GenAI Evaluation Gate

Evaluation gate infrastructure for regression prevention, promotion control, and AI release confidence.

This repository provides a containerized service and demo UI for evaluating AI outputs (prompts, agents, artifacts) against references, baselines, and rigorous policy rules. It transforms ad-hoc LLM testing into a definitive, API-driven gating decision: pass, fail, or human_review.

Core Features

Evaluation API: FastAPI-based service to receive candidate outputs and return structured gating decisions.
Decision Engine: Configurable promotion logic based on aggregate scores, deterministic blocker flags, and baseline regression thresholds.
Extensible Evaluators: Hallucination, factuality, safety, and quality checks (deterministic + model-based Gemini judges).
Demo UI: A lightweight frontend to interactively demonstrate the evaluation gating workflow and view historical runs.
Containerized: Ready to build and deploy (e.g., to Google Cloud Run).

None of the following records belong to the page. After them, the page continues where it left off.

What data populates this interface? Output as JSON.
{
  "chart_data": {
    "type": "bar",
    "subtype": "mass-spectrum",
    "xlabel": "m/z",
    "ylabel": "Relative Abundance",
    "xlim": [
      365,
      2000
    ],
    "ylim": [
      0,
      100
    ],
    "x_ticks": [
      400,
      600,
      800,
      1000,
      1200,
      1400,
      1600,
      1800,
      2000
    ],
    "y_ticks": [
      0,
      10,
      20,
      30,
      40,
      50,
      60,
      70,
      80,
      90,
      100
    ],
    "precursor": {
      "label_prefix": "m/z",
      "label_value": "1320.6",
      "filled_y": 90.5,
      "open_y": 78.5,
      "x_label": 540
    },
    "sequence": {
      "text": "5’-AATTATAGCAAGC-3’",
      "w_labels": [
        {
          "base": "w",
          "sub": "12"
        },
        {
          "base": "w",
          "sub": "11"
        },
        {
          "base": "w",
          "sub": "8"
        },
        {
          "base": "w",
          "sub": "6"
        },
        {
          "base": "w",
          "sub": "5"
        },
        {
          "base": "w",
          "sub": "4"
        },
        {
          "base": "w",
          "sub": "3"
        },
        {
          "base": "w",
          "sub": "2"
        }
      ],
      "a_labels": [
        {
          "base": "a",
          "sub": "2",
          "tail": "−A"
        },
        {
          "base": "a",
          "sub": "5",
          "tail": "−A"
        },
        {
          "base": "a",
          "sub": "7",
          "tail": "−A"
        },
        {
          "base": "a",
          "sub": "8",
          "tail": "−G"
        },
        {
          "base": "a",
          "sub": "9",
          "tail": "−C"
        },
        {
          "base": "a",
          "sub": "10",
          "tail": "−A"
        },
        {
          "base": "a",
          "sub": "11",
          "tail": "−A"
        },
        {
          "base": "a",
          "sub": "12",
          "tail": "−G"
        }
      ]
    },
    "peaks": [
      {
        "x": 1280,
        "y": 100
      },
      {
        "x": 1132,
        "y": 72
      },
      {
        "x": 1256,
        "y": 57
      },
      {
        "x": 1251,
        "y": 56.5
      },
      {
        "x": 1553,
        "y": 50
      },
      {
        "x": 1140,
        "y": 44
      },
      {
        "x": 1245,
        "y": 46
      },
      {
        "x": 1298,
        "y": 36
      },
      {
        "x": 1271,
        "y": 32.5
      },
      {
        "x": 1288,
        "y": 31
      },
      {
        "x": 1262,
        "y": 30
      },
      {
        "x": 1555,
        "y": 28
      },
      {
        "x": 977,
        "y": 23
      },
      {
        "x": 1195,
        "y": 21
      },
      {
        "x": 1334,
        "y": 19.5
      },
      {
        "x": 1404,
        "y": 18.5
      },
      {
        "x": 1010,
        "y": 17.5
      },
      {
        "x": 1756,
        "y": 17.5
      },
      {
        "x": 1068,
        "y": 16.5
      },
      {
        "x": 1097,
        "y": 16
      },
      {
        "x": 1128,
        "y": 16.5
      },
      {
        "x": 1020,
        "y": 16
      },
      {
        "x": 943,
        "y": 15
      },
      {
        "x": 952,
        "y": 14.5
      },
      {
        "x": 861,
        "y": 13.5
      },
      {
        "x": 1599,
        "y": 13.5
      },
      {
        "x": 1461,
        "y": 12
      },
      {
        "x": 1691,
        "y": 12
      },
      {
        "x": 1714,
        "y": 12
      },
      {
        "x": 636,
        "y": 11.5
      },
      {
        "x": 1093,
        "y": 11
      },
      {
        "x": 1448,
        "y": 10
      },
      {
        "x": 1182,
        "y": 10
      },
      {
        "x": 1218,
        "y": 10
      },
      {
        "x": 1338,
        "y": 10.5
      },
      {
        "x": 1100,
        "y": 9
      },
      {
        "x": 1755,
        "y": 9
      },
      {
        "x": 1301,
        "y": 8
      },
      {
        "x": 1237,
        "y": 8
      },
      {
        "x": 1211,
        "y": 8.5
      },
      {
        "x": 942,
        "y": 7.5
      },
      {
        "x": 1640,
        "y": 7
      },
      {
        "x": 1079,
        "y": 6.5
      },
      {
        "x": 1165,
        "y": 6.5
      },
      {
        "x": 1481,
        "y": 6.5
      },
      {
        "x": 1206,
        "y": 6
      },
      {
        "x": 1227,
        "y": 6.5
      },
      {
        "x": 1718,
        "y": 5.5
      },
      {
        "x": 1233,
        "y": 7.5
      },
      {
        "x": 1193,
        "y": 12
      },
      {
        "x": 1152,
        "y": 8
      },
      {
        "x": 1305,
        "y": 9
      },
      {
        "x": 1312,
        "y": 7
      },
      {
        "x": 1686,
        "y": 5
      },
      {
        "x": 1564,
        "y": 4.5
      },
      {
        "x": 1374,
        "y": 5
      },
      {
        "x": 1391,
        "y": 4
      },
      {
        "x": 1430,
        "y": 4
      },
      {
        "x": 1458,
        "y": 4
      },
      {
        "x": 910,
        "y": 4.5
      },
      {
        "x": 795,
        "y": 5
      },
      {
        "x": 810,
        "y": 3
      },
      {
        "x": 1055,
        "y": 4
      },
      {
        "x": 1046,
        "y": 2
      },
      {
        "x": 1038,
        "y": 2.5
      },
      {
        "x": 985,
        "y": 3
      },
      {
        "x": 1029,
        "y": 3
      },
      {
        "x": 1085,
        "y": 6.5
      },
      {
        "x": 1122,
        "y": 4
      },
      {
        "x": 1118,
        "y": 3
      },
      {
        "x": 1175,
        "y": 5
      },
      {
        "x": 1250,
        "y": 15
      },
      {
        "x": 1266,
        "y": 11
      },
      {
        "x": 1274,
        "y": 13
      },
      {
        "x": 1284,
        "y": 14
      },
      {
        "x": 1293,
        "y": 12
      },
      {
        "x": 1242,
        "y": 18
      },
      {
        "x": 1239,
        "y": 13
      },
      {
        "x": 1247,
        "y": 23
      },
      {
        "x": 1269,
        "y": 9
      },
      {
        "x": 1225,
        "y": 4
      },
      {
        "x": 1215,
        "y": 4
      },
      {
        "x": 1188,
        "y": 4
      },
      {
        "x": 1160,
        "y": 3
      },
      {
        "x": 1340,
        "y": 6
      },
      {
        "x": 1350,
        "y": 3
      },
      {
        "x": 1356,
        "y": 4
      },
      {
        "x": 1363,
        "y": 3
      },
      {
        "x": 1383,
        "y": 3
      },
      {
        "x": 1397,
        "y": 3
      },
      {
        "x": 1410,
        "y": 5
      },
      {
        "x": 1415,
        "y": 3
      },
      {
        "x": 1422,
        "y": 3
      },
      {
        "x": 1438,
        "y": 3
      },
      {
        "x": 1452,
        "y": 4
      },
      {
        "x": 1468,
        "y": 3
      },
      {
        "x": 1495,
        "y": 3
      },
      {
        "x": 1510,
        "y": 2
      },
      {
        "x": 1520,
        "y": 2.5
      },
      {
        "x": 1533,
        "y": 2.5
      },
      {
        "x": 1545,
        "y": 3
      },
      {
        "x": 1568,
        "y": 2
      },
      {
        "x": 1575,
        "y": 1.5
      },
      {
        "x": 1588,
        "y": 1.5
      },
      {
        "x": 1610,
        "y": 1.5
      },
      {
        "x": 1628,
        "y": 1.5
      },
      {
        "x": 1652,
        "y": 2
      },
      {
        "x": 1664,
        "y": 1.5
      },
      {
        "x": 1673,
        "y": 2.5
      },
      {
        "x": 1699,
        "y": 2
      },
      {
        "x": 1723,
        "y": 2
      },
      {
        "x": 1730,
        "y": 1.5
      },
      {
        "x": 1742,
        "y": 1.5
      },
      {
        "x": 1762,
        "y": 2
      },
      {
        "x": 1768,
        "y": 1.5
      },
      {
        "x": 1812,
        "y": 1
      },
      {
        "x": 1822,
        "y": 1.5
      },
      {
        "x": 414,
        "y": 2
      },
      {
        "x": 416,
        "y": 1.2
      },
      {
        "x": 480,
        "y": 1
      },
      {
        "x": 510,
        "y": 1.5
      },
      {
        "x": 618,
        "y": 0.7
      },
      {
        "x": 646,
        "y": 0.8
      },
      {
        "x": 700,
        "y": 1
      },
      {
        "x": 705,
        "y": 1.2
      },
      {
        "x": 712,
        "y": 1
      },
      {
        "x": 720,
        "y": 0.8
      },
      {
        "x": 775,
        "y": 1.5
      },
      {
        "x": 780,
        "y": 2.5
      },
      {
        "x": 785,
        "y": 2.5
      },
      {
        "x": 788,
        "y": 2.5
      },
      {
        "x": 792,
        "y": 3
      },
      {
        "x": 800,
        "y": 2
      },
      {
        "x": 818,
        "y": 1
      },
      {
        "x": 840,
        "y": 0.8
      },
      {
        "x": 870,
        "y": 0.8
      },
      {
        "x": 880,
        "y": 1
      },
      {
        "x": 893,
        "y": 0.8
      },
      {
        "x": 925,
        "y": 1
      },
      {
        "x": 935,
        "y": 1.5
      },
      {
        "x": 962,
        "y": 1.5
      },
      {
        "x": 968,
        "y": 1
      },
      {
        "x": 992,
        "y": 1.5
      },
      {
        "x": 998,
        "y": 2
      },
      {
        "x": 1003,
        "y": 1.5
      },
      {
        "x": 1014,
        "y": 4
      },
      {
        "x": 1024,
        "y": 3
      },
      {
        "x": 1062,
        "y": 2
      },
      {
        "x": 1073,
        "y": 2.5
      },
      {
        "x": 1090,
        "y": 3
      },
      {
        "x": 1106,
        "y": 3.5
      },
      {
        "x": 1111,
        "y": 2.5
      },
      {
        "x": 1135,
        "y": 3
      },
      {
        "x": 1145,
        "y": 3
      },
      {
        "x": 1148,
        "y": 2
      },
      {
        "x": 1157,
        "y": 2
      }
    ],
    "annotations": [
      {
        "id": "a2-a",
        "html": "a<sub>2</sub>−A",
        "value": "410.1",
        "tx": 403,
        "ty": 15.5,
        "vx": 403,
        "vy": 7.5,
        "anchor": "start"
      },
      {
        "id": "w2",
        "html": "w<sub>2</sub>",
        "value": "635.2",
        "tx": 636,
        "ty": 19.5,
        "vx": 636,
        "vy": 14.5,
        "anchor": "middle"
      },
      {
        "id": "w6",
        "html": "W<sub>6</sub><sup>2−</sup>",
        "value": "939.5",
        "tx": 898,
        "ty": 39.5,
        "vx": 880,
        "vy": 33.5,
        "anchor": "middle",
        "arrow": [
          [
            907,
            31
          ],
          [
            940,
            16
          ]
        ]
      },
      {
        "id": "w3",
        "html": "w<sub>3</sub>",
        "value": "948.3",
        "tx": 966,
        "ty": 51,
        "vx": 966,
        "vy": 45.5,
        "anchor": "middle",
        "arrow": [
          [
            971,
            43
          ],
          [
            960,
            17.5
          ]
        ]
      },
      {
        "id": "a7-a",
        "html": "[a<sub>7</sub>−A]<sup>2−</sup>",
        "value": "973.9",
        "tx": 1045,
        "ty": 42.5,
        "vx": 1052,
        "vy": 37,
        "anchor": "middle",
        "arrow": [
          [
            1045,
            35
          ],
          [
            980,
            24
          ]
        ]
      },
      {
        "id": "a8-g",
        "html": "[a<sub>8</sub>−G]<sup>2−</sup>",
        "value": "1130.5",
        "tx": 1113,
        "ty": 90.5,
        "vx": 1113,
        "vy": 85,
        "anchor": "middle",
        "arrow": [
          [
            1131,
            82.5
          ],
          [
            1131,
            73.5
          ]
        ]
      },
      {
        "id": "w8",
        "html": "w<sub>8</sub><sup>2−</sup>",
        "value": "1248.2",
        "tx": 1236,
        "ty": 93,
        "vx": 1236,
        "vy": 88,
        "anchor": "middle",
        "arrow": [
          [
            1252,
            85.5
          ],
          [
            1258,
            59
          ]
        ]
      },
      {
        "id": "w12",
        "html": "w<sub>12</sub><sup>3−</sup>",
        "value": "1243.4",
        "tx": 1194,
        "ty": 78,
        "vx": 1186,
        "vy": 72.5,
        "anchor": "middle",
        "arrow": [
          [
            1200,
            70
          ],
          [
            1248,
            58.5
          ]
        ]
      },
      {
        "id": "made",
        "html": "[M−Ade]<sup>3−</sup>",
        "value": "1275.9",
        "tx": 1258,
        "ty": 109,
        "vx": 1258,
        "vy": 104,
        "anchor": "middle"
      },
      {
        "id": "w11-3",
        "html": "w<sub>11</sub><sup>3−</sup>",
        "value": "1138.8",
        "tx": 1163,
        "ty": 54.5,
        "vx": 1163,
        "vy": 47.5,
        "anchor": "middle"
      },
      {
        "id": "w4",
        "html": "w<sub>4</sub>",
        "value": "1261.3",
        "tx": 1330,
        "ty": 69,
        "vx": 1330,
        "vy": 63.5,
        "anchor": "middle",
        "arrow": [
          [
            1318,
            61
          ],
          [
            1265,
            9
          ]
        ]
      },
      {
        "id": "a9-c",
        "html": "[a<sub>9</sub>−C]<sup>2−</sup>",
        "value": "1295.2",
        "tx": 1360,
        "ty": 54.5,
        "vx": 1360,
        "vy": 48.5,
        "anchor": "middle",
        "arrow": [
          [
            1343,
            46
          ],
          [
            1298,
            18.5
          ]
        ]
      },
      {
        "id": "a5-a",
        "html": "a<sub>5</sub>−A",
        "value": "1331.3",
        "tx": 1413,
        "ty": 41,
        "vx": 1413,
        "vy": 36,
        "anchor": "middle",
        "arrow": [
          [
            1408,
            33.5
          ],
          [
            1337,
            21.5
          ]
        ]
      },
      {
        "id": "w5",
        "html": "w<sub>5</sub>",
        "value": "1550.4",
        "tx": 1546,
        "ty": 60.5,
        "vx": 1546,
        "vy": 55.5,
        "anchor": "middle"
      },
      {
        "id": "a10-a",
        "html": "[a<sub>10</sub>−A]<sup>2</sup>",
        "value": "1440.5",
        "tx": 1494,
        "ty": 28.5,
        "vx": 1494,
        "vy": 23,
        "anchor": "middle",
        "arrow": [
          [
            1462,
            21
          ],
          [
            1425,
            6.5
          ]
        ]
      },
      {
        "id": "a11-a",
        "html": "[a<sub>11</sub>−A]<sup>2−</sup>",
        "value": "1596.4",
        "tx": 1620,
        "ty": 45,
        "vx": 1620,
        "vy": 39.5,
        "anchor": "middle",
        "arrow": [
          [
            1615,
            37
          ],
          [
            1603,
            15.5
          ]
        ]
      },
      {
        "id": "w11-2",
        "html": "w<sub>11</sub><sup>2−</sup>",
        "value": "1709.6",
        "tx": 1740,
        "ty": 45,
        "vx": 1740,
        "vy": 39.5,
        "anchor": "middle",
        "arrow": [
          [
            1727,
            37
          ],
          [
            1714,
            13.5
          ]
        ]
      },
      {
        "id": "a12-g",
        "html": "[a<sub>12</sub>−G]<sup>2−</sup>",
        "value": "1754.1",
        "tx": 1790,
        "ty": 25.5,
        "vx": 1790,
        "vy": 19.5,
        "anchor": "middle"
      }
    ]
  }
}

Architecture & Runtime Modes

The system operates as a single deployable container exposing a REST API and a lightweight demonstration frontend:

API Layer (src/api.py): FastAPI handles incoming requests (POST /eval/run), enforcing strict Pydantic contracts (src/contracts.py).
Evaluator Orchestration (src/benchmark.py): Runs the suite of deterministic evaluators and model-based judges (defaulting to gemini-3-pro-preview).
- Gemini Runtime Mode: The Quality Judge is strictly implemented to use the Gemini Developer API mode (via the google-genai SDK) requiring a GEMINI_API_KEY. It does NOT assume Vertex AI Application Default Credentials (ADC) for model calls.
Decision Engine (src/decision_engine.py): Takes scores, flags, and thresholds to produce the final promotion decision (pass, fail, human_review).
Persistence Layer (src/persistence.py): Uses Google Cloud Firestore to save runs.
- Firestore Runtime Mode: The Firestore client requires Google Cloud Application Default Credentials (ADC) to authenticate to the GCP project.
- Fallback: Gracefully falls back to an in-memory datastore if GCP/Firestore is not configured.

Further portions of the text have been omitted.